Greenstone guardò distrattamente l’oggetto nelle mani del francese e disse: «Jacques, la caverna è piena di fossili… È da quando siamo entrati che vedo trilobiti e ammoniti da ogni parte! Questa è materia vostra… pensavo che li aveste notati pure voi!»
L’orgoglio dell’esperto paleontologo non fu affatto scalfito dalle parole un po’ affrettate di Sewell. Il francese porse la conchiglia nelle mani dell’amico e chiarì: «È vero Joseph, la caverna è piena di fossili… Il fatto è che questa conchiglia non lo è!»
Il biologo osservò meglio il reperto, poi esclamò: «Diavolo, è vero! Questo non è un fossile…»
«Esatto!» l’interruppe il francese, «Questa conchiglia sembra sia stata appena raccolta dalla sabbia di qualche arenile, e ce ne sono altre come questa tutt’intorno!»
«Significa che qua sotto vivono o vivevano fino a poco tempo fa dei molluschi, ma soprattutto che fino a poco tempo fa in questo posto c’era l’acqua!» concluse Sewell.
«Direi proprio di sì, e lo conferma anche la morfologia del terreno. Avrete notato Joseph che le pietre sul terreno sembrano levigate e non abbiamo ancora visto l’ombra di una stalagmite da quando ci siamo calati quaggiù!
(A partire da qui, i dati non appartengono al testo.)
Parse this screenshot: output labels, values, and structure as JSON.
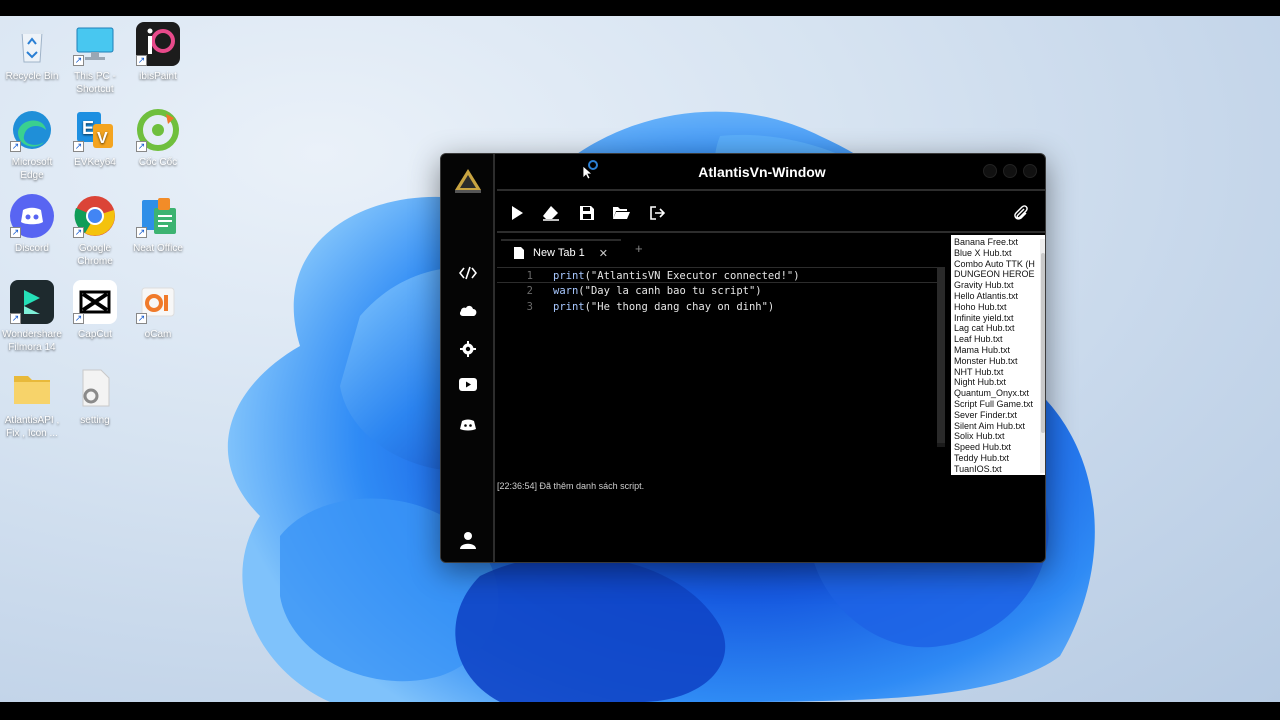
{
  "desktop": {
    "icons": [
      {
        "label": "Recycle Bin",
        "icon": "recycle-bin-icon"
      },
      {
        "label": "This PC - Shortcut",
        "icon": "this-pc-icon"
      },
      {
        "label": "ibisPaint",
        "icon": "ibispaint-icon"
      },
      {
        "label": "Microsoft Edge",
        "icon": "edge-icon"
      },
      {
        "label": "EVKey64",
        "icon": "evkey-icon"
      },
      {
        "label": "Cốc Cốc",
        "icon": "coccoc-icon"
      },
      {
        "label": "Discord",
        "icon": "discord-icon"
      },
      {
        "label": "Google Chrome",
        "icon": "chrome-icon"
      },
      {
        "label": "Neat Office",
        "icon": "neat-office-icon"
      },
      {
        "label": "Wondershare Filmora 14",
        "icon": "filmora-icon"
      },
      {
        "label": "CapCut",
        "icon": "capcut-icon"
      },
      {
        "label": "oCam",
        "icon": "ocam-icon"
      },
      {
        "label": "AtlantisAPI , Fix , Icon ...",
        "icon": "folder-icon"
      },
      {
        "label": "setting",
        "icon": "settings-file-icon"
      }
    ]
  },
  "app": {
    "title": "AtlantisVn-Window",
    "sidebar": [
      "code-icon",
      "cloud-icon",
      "gear-icon",
      "youtube-icon",
      "discord-icon",
      "user-icon"
    ],
    "toolbar": [
      "play-icon",
      "eraser-icon",
      "save-icon",
      "folder-open-icon",
      "exit-icon",
      "paperclip-icon"
    ],
    "tab": {
      "label": "New Tab 1",
      "close": "✕",
      "add": "+"
    },
    "editor": {
      "lines": [
        {
          "num": "1",
          "fn": "print",
          "arg": "(\"AtlantisVN Executor connected!\")"
        },
        {
          "num": "2",
          "fn": "warn",
          "arg": "(\"Day la canh bao tu script\")"
        },
        {
          "num": "3",
          "fn": "print",
          "arg": "(\"He thong dang chay on dinh\")"
        }
      ]
    },
    "scripts": [
      "Banana Free.txt",
      "Blue X Hub.txt",
      "Combo Auto TTK (H",
      "DUNGEON HEROE",
      "Gravity Hub.txt",
      "Hello Atlantis.txt",
      "Hoho Hub.txt",
      "Infinite yield.txt",
      "Lag cat Hub.txt",
      "Leaf Hub.txt",
      "Mama Hub.txt",
      "Monster Hub.txt",
      "NHT Hub.txt",
      "Night Hub.txt",
      "Quantum_Onyx.txt",
      "Script Full Game.txt",
      "Sever Finder.txt",
      "Silent Aim Hub.txt",
      "Solix Hub.txt",
      "Speed Hub.txt",
      "Teddy Hub.txt",
      "TuanIOS.txt"
    ],
    "console": "[22:36:54] Đã thêm danh sách script."
  }
}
Ho il sospetto che ci troviamo nel letto prosciugato di un lago sotterraneo!»
La voce di Juan irruppe tra i due scienziati, «Sir Joseph, Monsieur Verdoux, prego signori venite da questa parte… Il lago c’è ancora!»
All’appello dell’indio i due accorsero immediatamente.
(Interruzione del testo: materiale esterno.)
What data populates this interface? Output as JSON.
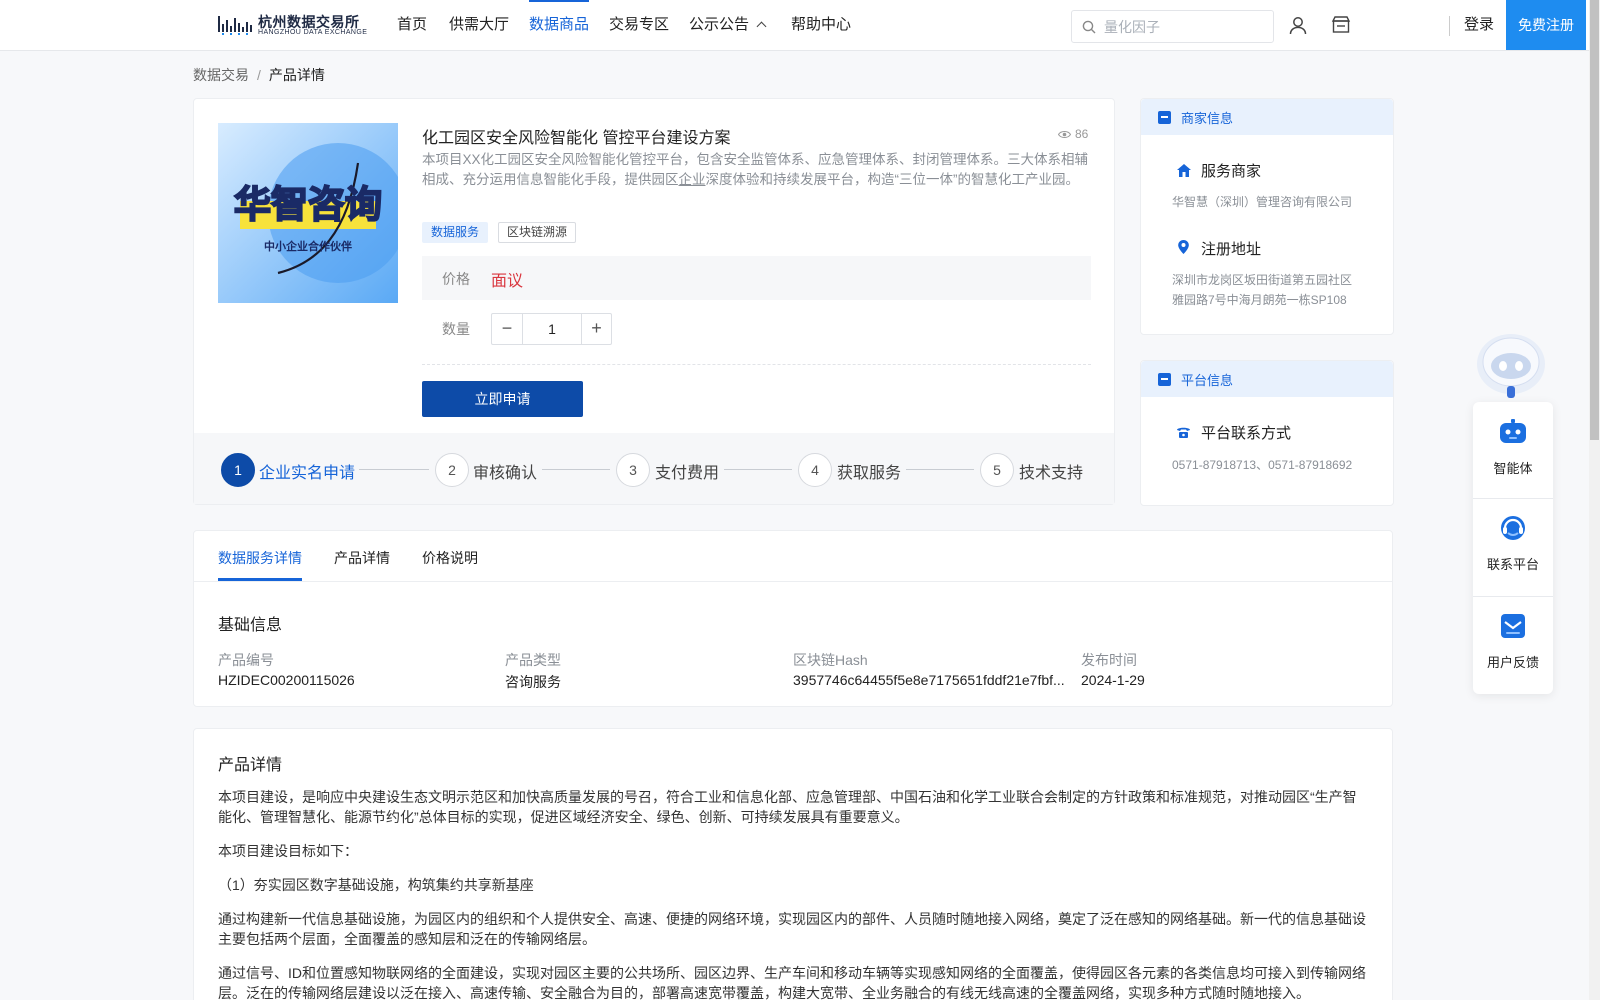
{
  "header": {
    "logo_cn": "杭州数据交易所",
    "logo_en": "HANGZHOU DATA EXCHANGE",
    "nav": [
      "首页",
      "供需大厅",
      "数据商品",
      "交易专区",
      "公示公告",
      "帮助中心"
    ],
    "active_nav": "数据商品",
    "search_placeholder": "量化因子",
    "login": "登录",
    "register": "免费注册",
    "icons": [
      "search-icon",
      "user-icon",
      "shop-icon",
      "chevron-up-icon"
    ]
  },
  "breadcrumb": {
    "parent": "数据交易",
    "separator": "/",
    "current": "产品详情"
  },
  "product": {
    "image_title": "华智咨询",
    "image_subtitle": "中小企业合作伙伴",
    "title": "化工园区安全风险智能化 管控平台建设方案",
    "views": "86",
    "desc_a": "本项目XX化工园区安全风险智能化管控平台，包含安全监管体系、应急管理体系、封闭管理体系。三大体系相辅相成、充分运用信息智能化手段，提供园区",
    "desc_link": "企业",
    "desc_b": "深度体验和持续发展平台，构造“三位一体”的智慧化工产业园。",
    "tags": [
      "数据服务",
      "区块链溯源"
    ],
    "price_label": "价格",
    "price": "面议",
    "qty_label": "数量",
    "qty_minus": "−",
    "quantity": "1",
    "qty_plus": "+",
    "apply": "立即申请"
  },
  "steps": [
    {
      "num": "1",
      "label": "企业实名申请"
    },
    {
      "num": "2",
      "label": "审核确认"
    },
    {
      "num": "3",
      "label": "支付费用"
    },
    {
      "num": "4",
      "label": "获取服务"
    },
    {
      "num": "5",
      "label": "技术支持"
    }
  ],
  "active_step": 1,
  "merchant": {
    "header": "商家信息",
    "service_label": "服务商家",
    "service_value": "华智慧（深圳）管理咨询有限公司",
    "address_label": "注册地址",
    "address_line1": "深圳市龙岗区坂田街道第五园社区",
    "address_line2": "雅园路7号中海月朗苑一栋SP108"
  },
  "platform": {
    "header": "平台信息",
    "contact_label": "平台联系方式",
    "contact_value": "0571-87918713、0571-87918692"
  },
  "helper": {
    "items": [
      "智能体",
      "联系平台",
      "用户反馈"
    ]
  },
  "tabs": [
    "数据服务详情",
    "产品详情",
    "价格说明"
  ],
  "active_tab": "数据服务详情",
  "basic_info": {
    "title": "基础信息",
    "fields": [
      {
        "label": "产品编号",
        "value": "HZIDEC00200115026"
      },
      {
        "label": "产品类型",
        "value": "咨询服务"
      },
      {
        "label": "区块链Hash",
        "value": "3957746c64455f5e8e7175651fddf21e7fbf..."
      },
      {
        "label": "发布时间",
        "value": "2024-1-29"
      }
    ]
  },
  "detail": {
    "title": "产品详情",
    "paragraphs": [
      "本项目建设，是响应中央建设生态文明示范区和加快高质量发展的号召，符合工业和信息化部、应急管理部、中国石油和化学工业联合会制定的方针政策和标准规范，对推动园区“生产智能化、管理智慧化、能源节约化”总体目标的实现，促进区域经济安全、绿色、创新、可持续发展具有重要意义。",
      "本项目建设目标如下：",
      "（1）夯实园区数字基础设施，构筑集约共享新基座",
      "通过构建新一代信息基础设施，为园区内的组织和个人提供安全、高速、便捷的网络环境，实现园区内的部件、人员随时随地接入网络，奠定了泛在感知的网络基础。新一代的信息基础设主要包括两个层面，全面覆盖的感知层和泛在的传输网络层。",
      "通过信号、ID和位置感知物联网络的全面建设，实现对园区主要的公共场所、园区边界、生产车间和移动车辆等实现感知网络的全面覆盖，使得园区各元素的各类信息均可接入到传输网络层。泛在的传输网络层建设以泛在接入、高速传输、安全融合为目的，部署高速宽带覆盖，构建大宽带、全业务融合的有线无线高速的全覆盖网络，实现多种方式随时随地接入。"
    ]
  },
  "colors": {
    "primary": "#1664d8",
    "button": "#0d4ba8",
    "price": "#d9363e",
    "register": "#1e8cf0"
  }
}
Il giovane si trovava a una quindicina di iarde dai due e poco prima, mentre gli altri parlavano, s’era messo a perlustrare la zona scrutando nell’oscurità con la sua lanterna, almeno finché non intravide una vasta distesa liscia come uno specchio e ancor più nera del nero delle tenebre che ammantavano tutto il resto. Era la superficie assolutamente immobile di un lago la cui ampiezza, in quel momento, nessuno era in grado di determinare.
Tutti e tre rimasero in silenzio a osservare quelle acque immote e buie per diversi minuti.
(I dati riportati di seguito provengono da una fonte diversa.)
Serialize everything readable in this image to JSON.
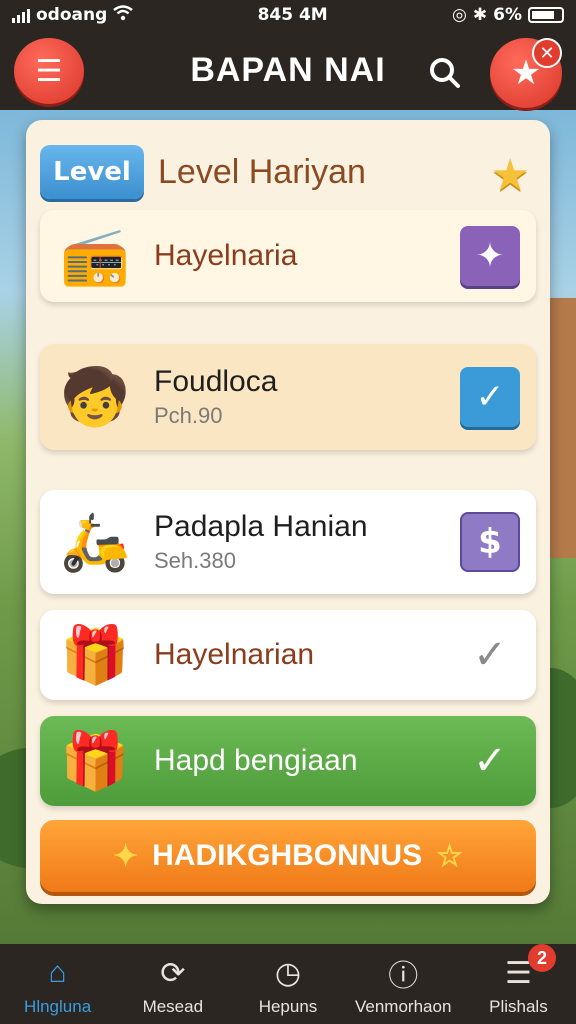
{
  "status_bar": {
    "carrier": "odoang",
    "time": "845 4M",
    "battery": "6%"
  },
  "header": {
    "title": "BAPAN NAI",
    "menu_icon": "menu-icon",
    "search_icon": "search-icon",
    "star_icon": "star-icon",
    "close_icon": "close-icon"
  },
  "panel": {
    "level_badge": "Level",
    "title": "Level Hariyan",
    "rows": [
      {
        "title": "Hayelnaria",
        "subtitle": "",
        "thumb_icon": "radio-house-icon",
        "action_icon": "wand-icon"
      },
      {
        "title": "Foudloca",
        "subtitle": "Pch.90",
        "thumb_icon": "character-icon",
        "action_icon": "check-icon"
      },
      {
        "title": "Padapla Hanian",
        "subtitle": "Seh.380",
        "thumb_icon": "scooter-icon",
        "action_icon": "dollar-icon"
      },
      {
        "title": "Hayelnarian",
        "subtitle": "",
        "thumb_icon": "gift-icon",
        "action_icon": "check-icon"
      },
      {
        "title": "Hapd bengiaan",
        "subtitle": "",
        "thumb_icon": "gift-coin-icon",
        "action_icon": "check-icon"
      }
    ],
    "bonus_button": "HADIKGHBONNUS"
  },
  "bottom_nav": [
    {
      "label": "Hlngluna",
      "icon": "home-icon",
      "active": true
    },
    {
      "label": "Mesead",
      "icon": "refresh-icon",
      "active": false
    },
    {
      "label": "Hepuns",
      "icon": "clock-icon",
      "active": false
    },
    {
      "label": "Venmorhaon",
      "icon": "alert-icon",
      "active": false
    },
    {
      "label": "Plishals",
      "icon": "list-icon",
      "active": false,
      "badge": "2"
    }
  ],
  "colors": {
    "accent_red": "#d9362a",
    "accent_blue": "#3a9bd8",
    "accent_green": "#4d9b3a",
    "accent_orange": "#f07a18",
    "panel_bg": "#fbf1e0"
  }
}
Lo stupore e un vago sentimento mistico accomunò tutti: era forse proprio questo il regno di Alatapec? Il fantomatico e leggendario dio della montagna tanto caro agli incas?
Greenstone si stava convincendo che il mondo sotterraneo in cui si trovava fosse in realtà l’enorme guscio vuoto di una montagna cava. Un mondo in cui un’immensa distesa pianeggiante circondava un lago altrettanto immenso. Un mondo magari popolato da creature evolutesi nell’oscurità e quindi in grado di sopravvivere e riprodursi nella più totale assenza di luce. Era incredibile ma possibile, del resto gli indizi erano lì a dimostrarlo.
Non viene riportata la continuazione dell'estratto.